By Daily Mail Reporter
Space is about to have a female population explosion, with four women set to be in orbit at the same time.
This week NASA will attempt to launch three women to the International Space Station, where they will join another female who is already circling earth in a Russian capsule.
It will be the most women in space at the one time.
Front and centre: The three female astronauts walk out ahead before the launch. Pictured from the left are Naoko Yamazaki, Dorothy Metcalf-Lindenburger and Stephanie Wilson
The astronauts are a former schoolteacher, a chemist who once worked as an electrician and two aerospace engineers.
Americans Dorothy Metcalf-Lindenburger and Stephanie Wilson and Japanese astronaut Naoko Yamazaki will launch with Discovery’s seven-strong crew on Monday.
Ms Wilson, 43, said she hoped the number of women in space would increase.
‘I think that we have made a great start and have paved the way with women now being able to perform the same duties as men in spaceflight,’ she said.
American astronaut Tracy Caldwell Dyson, who is currently orbiting earth in a Russian capsule, is one of four women who will be in space next week
Ms Wilson became the second black woman in space in 2006.
The crew will spend 13 days in space, hauling up big spare parts, experiments and other supplies to the nearly completed space station.
Yamazaki will become the second Japanese woman to fly in space.

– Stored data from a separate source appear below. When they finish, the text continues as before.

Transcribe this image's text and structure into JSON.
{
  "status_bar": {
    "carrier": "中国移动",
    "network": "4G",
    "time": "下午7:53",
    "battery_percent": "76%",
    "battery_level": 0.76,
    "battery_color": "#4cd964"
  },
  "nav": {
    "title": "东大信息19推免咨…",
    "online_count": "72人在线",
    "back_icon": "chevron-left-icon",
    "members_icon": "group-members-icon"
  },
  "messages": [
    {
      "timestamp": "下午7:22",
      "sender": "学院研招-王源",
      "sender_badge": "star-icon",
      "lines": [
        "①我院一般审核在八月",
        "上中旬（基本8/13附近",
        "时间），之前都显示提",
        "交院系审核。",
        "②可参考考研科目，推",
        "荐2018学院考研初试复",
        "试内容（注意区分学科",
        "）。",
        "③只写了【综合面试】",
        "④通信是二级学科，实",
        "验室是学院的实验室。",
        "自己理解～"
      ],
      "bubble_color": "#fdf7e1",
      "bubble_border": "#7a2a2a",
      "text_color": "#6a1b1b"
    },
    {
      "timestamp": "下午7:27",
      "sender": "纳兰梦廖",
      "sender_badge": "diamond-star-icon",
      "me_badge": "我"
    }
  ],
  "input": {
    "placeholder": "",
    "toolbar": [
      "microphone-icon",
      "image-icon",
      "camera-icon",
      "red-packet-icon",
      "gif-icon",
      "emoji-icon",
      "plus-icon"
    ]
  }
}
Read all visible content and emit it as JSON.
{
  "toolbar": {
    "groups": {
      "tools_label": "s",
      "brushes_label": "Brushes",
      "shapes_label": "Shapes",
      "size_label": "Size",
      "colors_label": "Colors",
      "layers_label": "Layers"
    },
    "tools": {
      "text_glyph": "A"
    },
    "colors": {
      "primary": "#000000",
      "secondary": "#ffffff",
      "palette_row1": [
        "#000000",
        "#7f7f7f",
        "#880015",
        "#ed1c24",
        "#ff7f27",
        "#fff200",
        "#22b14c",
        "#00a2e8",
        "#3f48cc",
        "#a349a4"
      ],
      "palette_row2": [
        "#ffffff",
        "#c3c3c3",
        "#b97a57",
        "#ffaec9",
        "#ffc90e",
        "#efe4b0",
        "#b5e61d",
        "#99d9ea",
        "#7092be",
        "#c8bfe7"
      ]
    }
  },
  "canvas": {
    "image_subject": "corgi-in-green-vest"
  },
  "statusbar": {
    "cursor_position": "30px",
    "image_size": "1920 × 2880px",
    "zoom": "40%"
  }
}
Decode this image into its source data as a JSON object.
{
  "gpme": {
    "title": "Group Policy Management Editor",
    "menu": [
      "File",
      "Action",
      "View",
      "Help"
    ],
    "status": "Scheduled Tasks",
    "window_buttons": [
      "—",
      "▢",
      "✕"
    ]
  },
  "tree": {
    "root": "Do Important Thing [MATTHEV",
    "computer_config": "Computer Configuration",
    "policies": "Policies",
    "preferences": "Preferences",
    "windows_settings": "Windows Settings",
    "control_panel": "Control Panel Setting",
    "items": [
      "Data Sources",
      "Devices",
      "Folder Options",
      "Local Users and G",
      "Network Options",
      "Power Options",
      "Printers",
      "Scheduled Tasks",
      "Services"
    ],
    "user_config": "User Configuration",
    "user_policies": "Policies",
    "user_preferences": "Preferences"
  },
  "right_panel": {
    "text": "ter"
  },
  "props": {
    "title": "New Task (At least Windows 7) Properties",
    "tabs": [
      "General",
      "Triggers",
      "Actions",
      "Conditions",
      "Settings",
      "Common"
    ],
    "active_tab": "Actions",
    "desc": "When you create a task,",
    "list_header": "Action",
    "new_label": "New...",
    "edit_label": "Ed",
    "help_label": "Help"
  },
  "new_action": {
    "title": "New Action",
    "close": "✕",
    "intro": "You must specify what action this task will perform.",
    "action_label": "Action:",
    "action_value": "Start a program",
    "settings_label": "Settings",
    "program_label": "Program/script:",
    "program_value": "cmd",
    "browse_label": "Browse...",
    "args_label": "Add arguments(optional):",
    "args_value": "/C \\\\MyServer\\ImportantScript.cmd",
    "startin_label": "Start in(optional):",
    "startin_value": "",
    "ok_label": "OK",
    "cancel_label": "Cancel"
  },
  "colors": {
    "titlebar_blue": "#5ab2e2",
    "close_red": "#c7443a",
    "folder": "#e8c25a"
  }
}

The women will join American Tracy Caldwell Dyson, who was launched aboard a Soyuz rocket from Kazakhstan on Friday with two Russian male astronauts.
Dyson will arrive Sunday and stay at the space station for six months.
The 40-year-old has a doctorate in chemistry and grew up in Southern California assisting her electrician father.
Space race: Dorothy Metcalf-Lindenburger, Naoko Yamazaki and Stephanie Wilson prepare for their voyage to the International Space Station
She was inspired by former schoolteacher Christa McAuliffe, who was killed along with six others aboard Challenger in 1986.
McAuliffe, a high school teacher, also inspired Metcalf-Lindenburger, who was 14 years old when she attended Space Camp in Huntsville, Alabama, several years after the Challenger launch accident.
‘Of course, the shuttle has its risks. But we’ve tried to make it as safe as possible, and there are so many things that we gain from it and there are so many reasons to fly it,’ Metcalf-Lindenburger said.
Metcalf-Lindenburger was a young earth-science and astronomy teacher when she stumbled onto a wanted ad for astronaut-educator in 2003.
The achievement comes 27 years after America’s first female astronaut, Sally Ride, rocketed into space.
The three female astronauts were a teacher, chemist and engineer
Men still outnumber women by more than two to one aboard the shuttle and station.
The head of NASA’s space operations was unaware of the imminent record until it was pointed out to him last week.
Three women have flown together in space before, but only a few times.
‘Maybe that’s a credit to the system, right? That I don’t think of it as male or female,’ space operations chief Bill Gerstenmaier said.
‘I just think of it as a talented group of people going to do their job in space.’
Soviet cosmonaut Yuri Gagarin became the world’s first space traveller in 1961, and he was followed two years later by world’s first spacewoman, fellow Soviet Valentina Tereshkova.